Si nota dunque come, attraverso tale strumento, le corti nazionali non si pongano in una posizione subordinata rispetto alla giurisdizione di Strasburgo, ma possano invece innescare una dinamica orizzontale di collaborazione – o di confronto-scontro secondo i casi – ai fini dell’interpretazione degli obblighi convenzionali. Attraverso tale procedura, che istituzionalizza una forma di dialogo diretto, i giudici nazionali possono infatti partecipare attivamente e formalmente al processo di determinazione degli standard europei di protezione dei diritti garantiti dalla CEDU, invece che esserne i meri recettori.
Come nel caso di specie, il ricorso a questo strumento potrà quindi essere cruciale nella determinazione del margine di apprezzamento statale, affinché questo sia percepito meno come un limite imposto “dall’alto” che come il risultato di una sintesi tra argomentazioni giudiziarie. Ma la dinamica dialogica, nei rapporti tra giurisidizioni come nella vita, non implica solo scambi pacifici, bensì anche conflittuali. Si pensi in particolare alle ipotesi in cui la Corte europea, che fa dell’interpretazione evolutiva uno dei capisaldi della propria giurisprudenza, ritenga opportuno discostarsi dai propri precedenti, nel parere consultivo, per ridurre il margine di apprezzamento precedentemente accordato. Essa potrebbe così scatenare una certa resistenza da parte della giurisdizione nazionale, la quale potrebbe legittimamente scegliere di non adeguarsi al parere, con motivazione adeguata, e preferire incorrere nel rischio di una successiva condanna pur di innescare un dialogo, seppur conflittuale, sulla determinazione del margine.

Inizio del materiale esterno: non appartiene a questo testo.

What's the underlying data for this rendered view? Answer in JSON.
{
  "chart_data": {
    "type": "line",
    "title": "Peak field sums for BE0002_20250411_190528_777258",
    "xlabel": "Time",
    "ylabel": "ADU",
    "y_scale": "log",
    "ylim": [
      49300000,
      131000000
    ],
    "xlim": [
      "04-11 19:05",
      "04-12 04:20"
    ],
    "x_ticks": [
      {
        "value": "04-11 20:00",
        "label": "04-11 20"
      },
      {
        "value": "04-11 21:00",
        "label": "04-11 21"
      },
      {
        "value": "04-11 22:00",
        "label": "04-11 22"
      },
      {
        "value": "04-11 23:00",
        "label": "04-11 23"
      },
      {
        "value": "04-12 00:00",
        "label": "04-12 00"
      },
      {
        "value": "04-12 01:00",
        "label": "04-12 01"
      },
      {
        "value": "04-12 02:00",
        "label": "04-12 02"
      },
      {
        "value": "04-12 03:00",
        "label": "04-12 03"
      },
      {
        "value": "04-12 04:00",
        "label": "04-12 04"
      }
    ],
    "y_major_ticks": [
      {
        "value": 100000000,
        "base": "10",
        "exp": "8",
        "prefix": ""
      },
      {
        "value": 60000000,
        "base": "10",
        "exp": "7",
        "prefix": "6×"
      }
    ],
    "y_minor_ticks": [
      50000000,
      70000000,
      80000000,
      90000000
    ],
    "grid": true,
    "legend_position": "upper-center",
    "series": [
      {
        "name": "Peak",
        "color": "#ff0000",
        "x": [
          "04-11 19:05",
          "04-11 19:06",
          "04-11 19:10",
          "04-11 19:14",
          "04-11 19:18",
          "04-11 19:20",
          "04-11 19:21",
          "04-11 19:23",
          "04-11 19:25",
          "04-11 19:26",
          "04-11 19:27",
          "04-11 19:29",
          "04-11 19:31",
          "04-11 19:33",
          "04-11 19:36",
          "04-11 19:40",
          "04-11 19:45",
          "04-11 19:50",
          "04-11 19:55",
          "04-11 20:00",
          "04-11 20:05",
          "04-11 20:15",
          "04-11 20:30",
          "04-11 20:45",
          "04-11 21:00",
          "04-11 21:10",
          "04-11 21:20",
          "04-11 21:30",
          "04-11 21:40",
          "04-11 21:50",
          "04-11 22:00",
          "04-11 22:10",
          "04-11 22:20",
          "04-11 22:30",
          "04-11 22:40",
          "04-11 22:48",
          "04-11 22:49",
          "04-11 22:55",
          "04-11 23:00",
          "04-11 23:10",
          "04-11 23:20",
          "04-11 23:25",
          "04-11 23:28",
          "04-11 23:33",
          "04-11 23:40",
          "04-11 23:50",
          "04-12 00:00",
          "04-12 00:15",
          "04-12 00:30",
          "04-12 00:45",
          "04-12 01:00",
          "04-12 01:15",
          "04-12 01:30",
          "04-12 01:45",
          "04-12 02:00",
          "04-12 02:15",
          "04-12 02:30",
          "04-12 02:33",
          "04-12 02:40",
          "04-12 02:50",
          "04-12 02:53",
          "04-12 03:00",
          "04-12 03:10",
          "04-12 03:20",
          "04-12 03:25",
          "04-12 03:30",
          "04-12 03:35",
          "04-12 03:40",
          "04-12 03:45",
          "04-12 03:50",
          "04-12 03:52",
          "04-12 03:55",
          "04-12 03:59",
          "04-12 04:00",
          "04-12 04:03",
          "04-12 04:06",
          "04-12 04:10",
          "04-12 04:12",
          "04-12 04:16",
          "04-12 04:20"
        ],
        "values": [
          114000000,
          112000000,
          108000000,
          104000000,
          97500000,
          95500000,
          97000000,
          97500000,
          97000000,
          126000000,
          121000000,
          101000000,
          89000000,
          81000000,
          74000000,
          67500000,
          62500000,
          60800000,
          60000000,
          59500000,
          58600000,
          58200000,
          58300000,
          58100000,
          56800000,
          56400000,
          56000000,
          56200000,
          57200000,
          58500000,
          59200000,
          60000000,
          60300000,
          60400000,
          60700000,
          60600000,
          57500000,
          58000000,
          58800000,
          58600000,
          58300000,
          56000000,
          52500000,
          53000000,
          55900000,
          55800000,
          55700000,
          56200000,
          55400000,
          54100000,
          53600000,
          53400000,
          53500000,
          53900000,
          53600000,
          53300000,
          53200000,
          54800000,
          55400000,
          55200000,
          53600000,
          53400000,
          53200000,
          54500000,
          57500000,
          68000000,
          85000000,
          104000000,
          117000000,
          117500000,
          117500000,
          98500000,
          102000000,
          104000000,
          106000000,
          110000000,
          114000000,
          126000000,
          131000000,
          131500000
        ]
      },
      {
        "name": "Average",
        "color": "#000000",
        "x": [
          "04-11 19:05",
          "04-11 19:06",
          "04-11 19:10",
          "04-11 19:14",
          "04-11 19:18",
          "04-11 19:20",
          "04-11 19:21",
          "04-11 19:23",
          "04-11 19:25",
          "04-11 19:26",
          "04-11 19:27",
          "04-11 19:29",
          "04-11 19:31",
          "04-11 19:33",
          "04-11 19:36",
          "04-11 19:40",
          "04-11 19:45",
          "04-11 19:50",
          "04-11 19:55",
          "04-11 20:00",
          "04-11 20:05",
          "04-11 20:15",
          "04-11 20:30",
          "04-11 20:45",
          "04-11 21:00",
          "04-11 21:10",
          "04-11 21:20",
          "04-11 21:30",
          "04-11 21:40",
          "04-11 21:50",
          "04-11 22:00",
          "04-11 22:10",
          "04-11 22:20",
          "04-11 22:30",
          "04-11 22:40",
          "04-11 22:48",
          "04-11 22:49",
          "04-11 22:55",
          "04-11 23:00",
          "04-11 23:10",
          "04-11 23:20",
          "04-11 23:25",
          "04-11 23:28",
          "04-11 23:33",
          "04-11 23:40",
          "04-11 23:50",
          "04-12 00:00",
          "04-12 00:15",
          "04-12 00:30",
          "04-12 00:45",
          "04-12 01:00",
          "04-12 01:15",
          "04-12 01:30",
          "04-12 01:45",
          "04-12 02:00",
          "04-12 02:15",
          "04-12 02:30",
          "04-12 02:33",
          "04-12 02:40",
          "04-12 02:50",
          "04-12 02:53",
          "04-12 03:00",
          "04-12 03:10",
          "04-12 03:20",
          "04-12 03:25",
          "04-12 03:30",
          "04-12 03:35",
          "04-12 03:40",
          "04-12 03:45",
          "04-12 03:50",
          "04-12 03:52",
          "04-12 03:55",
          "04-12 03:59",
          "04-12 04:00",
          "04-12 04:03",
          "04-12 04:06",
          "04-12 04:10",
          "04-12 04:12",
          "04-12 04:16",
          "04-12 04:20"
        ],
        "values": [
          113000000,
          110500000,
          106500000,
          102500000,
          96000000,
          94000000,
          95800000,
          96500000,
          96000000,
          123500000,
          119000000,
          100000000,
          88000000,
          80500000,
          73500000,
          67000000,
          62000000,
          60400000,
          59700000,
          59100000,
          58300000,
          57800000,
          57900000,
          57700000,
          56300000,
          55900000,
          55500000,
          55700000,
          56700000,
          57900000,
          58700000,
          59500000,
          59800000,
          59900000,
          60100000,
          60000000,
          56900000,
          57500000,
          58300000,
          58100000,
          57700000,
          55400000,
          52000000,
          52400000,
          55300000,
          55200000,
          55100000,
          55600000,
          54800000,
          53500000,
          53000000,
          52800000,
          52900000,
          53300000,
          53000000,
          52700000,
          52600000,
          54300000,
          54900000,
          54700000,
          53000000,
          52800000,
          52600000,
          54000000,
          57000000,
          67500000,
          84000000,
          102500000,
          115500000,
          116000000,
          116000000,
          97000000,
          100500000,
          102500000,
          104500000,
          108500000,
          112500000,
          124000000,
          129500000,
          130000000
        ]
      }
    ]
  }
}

Se le manifestazioni di disaccordo e i colpi di forza non possono certo essere esclusi, lo strumento ha comunque tutte le potenzialità per favorire una certa armonizzazione oltre che, secondo quella che è l’ambizione principale del Protocollo, una riduzione dei contenziosi. L’epilogo della vicenda francese delle trascrizioni dei nati da GPA, che finora ha dato luogo a un ripetuto botta e risposta tra il Palais des droits de l’homme e il Quai de l’horloge in sede contenziosa, sarà un ottimo banco di prova in tal senso.